Alors que le Diseur laissait sa phrase en suspens, il me sembla que son attitude n’était pas celle d’un homme se retournant vers les bons moments du passé. Au contraire : penché en avant, les avant-bras posés sur ses genoux, les mains ouvertes vers moi et son regard installé dans le mien, le Diseur était à ce moment-là un mélange d’exaltation et de véhémence, comme pour me convaincre de l’imminence d’un événement, dans un avenir proche et certain. Je crois toutefois me rappeler qu’il poursuivit avant que je puisse prendre suffisamment conscience de ce paradoxe pour m’en étonner à voix haute.

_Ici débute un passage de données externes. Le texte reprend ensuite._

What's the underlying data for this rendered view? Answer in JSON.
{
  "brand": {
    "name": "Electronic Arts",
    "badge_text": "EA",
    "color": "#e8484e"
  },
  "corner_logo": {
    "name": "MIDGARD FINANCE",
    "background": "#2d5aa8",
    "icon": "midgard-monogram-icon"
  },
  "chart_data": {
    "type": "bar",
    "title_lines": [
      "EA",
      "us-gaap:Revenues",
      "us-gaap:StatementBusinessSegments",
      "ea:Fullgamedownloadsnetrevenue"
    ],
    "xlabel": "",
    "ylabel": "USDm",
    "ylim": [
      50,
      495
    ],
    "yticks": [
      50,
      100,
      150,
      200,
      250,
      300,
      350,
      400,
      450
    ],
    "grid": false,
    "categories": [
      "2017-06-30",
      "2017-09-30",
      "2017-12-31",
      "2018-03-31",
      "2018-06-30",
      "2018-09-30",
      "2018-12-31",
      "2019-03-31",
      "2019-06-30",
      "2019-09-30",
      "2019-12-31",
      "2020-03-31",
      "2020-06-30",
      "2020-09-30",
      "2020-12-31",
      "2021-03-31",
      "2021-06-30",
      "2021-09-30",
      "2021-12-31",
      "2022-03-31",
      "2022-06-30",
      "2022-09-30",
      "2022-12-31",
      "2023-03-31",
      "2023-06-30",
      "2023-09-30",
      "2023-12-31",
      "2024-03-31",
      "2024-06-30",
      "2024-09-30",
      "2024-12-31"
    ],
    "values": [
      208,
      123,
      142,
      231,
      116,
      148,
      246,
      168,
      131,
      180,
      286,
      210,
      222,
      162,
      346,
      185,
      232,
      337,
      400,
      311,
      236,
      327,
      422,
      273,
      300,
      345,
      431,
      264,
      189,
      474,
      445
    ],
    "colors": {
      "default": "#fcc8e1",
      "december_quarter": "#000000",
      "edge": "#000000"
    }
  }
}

« Au risque de vous ennuyer, je commencerai par vous raconter tout ce que vous savez déjà de cette histoire, depuis les premiers symptômes. Mais j’y ajouterai mon éclairage propre, afin que ma condition présente vous paraisse, au final, tout à fait simple, et que vous quittiez cette maison en paix avec moi, et avec vous-même. »

Il continuait à me parler avec une grande sollicitude, comme à un enfant peureux qu’on prend par la main pour l’emmener se tremper les pieds pour la première fois dans l’océan. Le léger sourire qui avait salué mon arrivée ne quittait pas son visage.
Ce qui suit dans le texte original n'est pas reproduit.